Government venture capital may have “social” goals such as encouraging industry sectors, favoring regional technological development, boosting economic growth, and providing jobs. These are vague and unclear, and may contradict individual company business plans (such as automation and minimization of labor costs). With the wrong goals, it’s impossible to succeed.

For example, the selection process for private VCs choosing firms for fund portfolios is rigorously goal-directed and VC firms have honed their candidate identification and due diligence processes in order to maximize their chances of winning from the very first steps in the investment process. Government funds lack this clarity and therefore can’t develop the requisite expertise.

Governments have difficulty letting go of control.

Private VC’s have also honed the role of the contract between them and the firms in which they invest, and with the limited partners who provide the investment capital. The contract with the startup firms is as “hands-off” as possible (see, for example, the SAFE contract — Simple Agreement For Future Equity — available for free download and free use from the Y-Combinator website: and the contract with Limited Partners gives them no role in the management of the fund. Private VC’s understand that high levels of control are not appropriate to the adaptive management of immature firms in rapidly changing environments.

Government bureaucrats directing investments in startups are averse to this kind of hands-off management.

Governments can’t get incentives right, and consequently can’t hire the best executives.

Private VC managers are highly incentivized. In the largest and most successful funds, they receive high salaries and a 20% participation in fund appreciation. The best individuals from the most prestigious business schools are hired to compete with their peers for promotions and partnerships. The most successful funds attract the most capital from the deepest pocketed sources, and the cycle of success rolls on.

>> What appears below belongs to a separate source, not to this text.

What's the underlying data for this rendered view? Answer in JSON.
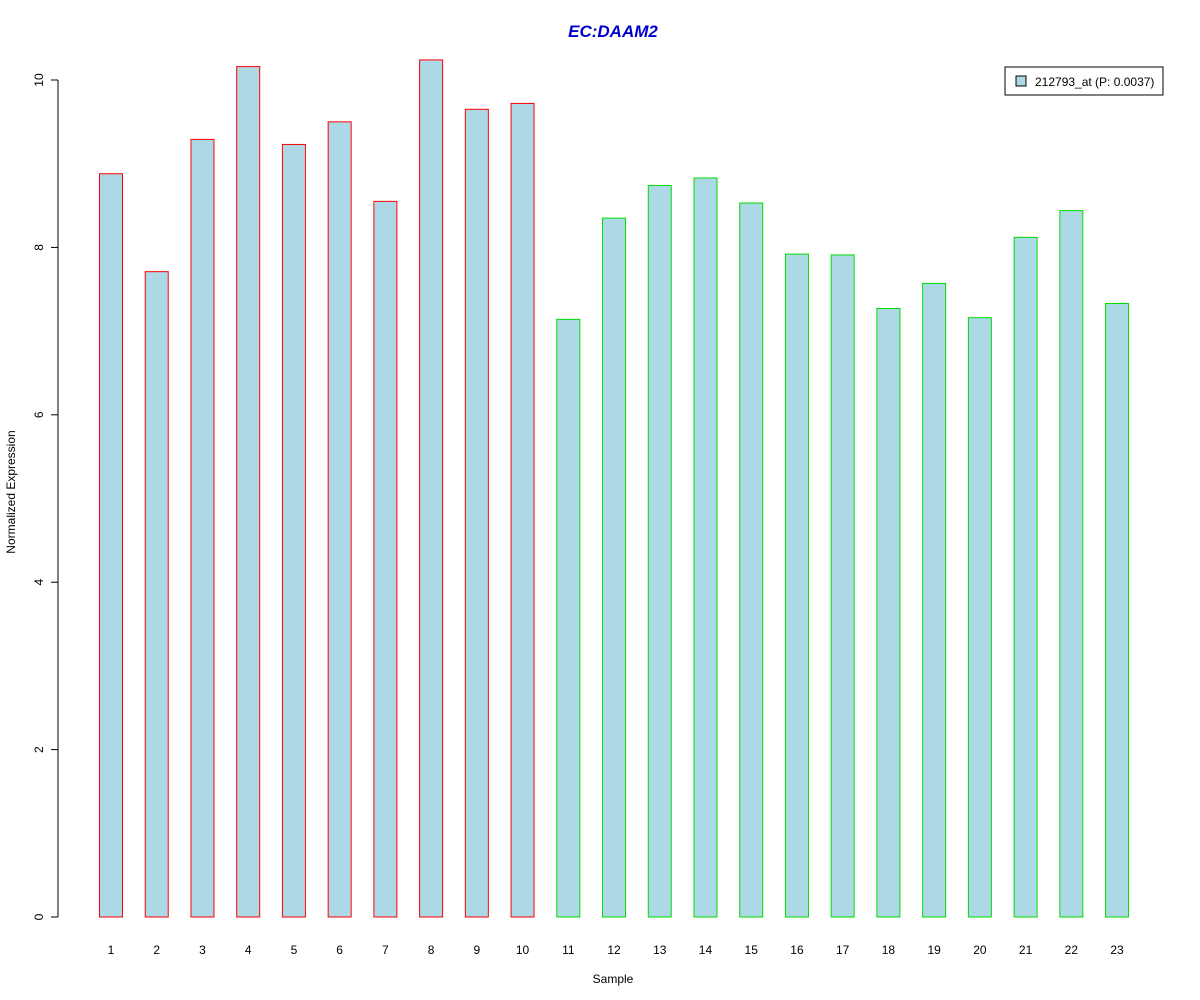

Public VCs can’t attract the same quality of human capital. Typically, managers are paid a fixed salary, which can’t be seen as out-of-bounds from the perspective of bureaucratic rules and standards. If there are bonuses, they are calculated in what Professor Murtinu called a “gloomy” way. No-one is going to break any income-equity norms.

Professor Murtinu’s rigorous data-rich analysis proves beyond any doubt the failure of Public Venture Capital.

In order to analyze Public Venture Capital performance, Professor Murtinu utilized the VICO database, a comprehensive data set about venture capital backed companies in high tech industries in seven European countries. He reinforced it with additional data sources, and was able to run a comparison of the performance of firms that received public venture capital backing and those that received no venture capital. The data sets covered 25 years.

The result: no statistical difference between the performance of the two sets of firms. Public Venture Capital had no effect. It was a waste. This was true across all possible variables: productivity, whether total factor productivity or partial factor productivity like labor or capital, sales growth, employment growth, innovation outcomes, exits.

The opposite is the case for private venture capital backed firms. In the same kind of analysis, private venture backed firms are statistically superior on every dimension. The overall impact of private venture capital is very clear and highly positive.

There is one possible step in the right direction: government becomes a limited investor.

Public venture capital can syndicate with private venture capital, and so long as the investment is less than 50% of the fund total, and has no say on selection of investments, on due diligence, on governance, on monitoring, and on timing or type of exits, it is possible that the investment outcome can be positive. The European Commission is currently considering this role for Public Venture Capital.